The ClinGen Galactosemia Variant Curation Expert Panel (VCEP) has developed variant classification criteria for the gene GALT and is currently piloting these rules. Throughout criteria creation, the VCEP encountered several challenges related to evidence codes, hypomorphic variants, and populations with underrepresented genomic information.
Methods:
The Galactosemia VCEP has established gene-specific ACMG/AMP guidelines for the interpretation of GALT sequence variants. These criteria were created via in-depth literature review and discussion as a multidisciplinary panel with a diverse representation of institutions. The VCEP is now in pilot phase, during which, a collection of GALT variants with previously established classifications will be curated using our gene-specific guidelines. The curation process involves a comprehensive literature review and collaboration among panel members to reach a consensus on variant classification.
Results:
During consideration of disease-specific allele frequency cut-offs, multiple approaches were compared, with the outcome of excluding some pathogenic founder variants from satisfying PM2 criteria. Also, we propose biochemical testing results (RBC GALT enzyme activity <10%) be used to meet phenotype evidence (PP4_Moderate) based on the range at which clinical features manifest and based on the ACMG technical guidelines for galactosemia; this threshold will continue to be reexamined as we continue our pilot study.
Conclusion:
Significant challenges have been encountered during criteria creation and piloting. One concern is addressing common hypomorphic variants that require unique considerations. There is inconsistency in the field regarding the D2 Duarte haplotype as individuals with this haplotype and a pathogenic variant in trans can present with biochemical perturbations, but are not at risk for clinical disease. One variant in the haplotype is c.-119_116delGTCA and the classifications for this variant in ClinVar are discrepant (pathogenic/likely pathogenic, uncertain significance, and “Other”).
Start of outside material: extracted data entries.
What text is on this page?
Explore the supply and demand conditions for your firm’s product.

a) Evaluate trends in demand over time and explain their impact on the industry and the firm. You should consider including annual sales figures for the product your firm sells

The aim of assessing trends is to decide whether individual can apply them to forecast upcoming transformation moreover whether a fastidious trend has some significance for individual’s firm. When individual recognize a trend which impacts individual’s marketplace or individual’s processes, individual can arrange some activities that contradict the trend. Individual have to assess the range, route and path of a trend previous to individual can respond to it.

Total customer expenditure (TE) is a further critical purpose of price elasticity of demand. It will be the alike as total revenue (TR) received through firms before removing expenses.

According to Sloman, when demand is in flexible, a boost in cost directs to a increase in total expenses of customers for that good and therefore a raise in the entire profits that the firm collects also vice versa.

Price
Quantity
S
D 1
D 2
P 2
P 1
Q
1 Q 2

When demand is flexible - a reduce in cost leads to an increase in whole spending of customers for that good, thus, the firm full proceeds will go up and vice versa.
A compounding problem is that profoundly pathogenic variants can co-exist in cis with D2 variants, and due to only targeting the D2 Duarte variant, these variants can be missed during testing, leading to mis-interpretation. Another challenge is posed by c.404C>T (p.Ser135Leu) which is common in patients of African, Brazilian, and Portuguese ancestry, who are under-represented in the biomedical literature.This variant is associated with disease, but patients tend to have milder long-term outcomes. While similar variant-specific issues have been encountered by other Inborn Errors of Metabolism (IEM) VCEPs (e.g., pseudodeficiency alleles in GAA), these GALT variants will need novel approaches to variant interpretation within an ACMG/AMP framework. The VCEP will discuss their classification criteria for GALT as well as the challenges encountered.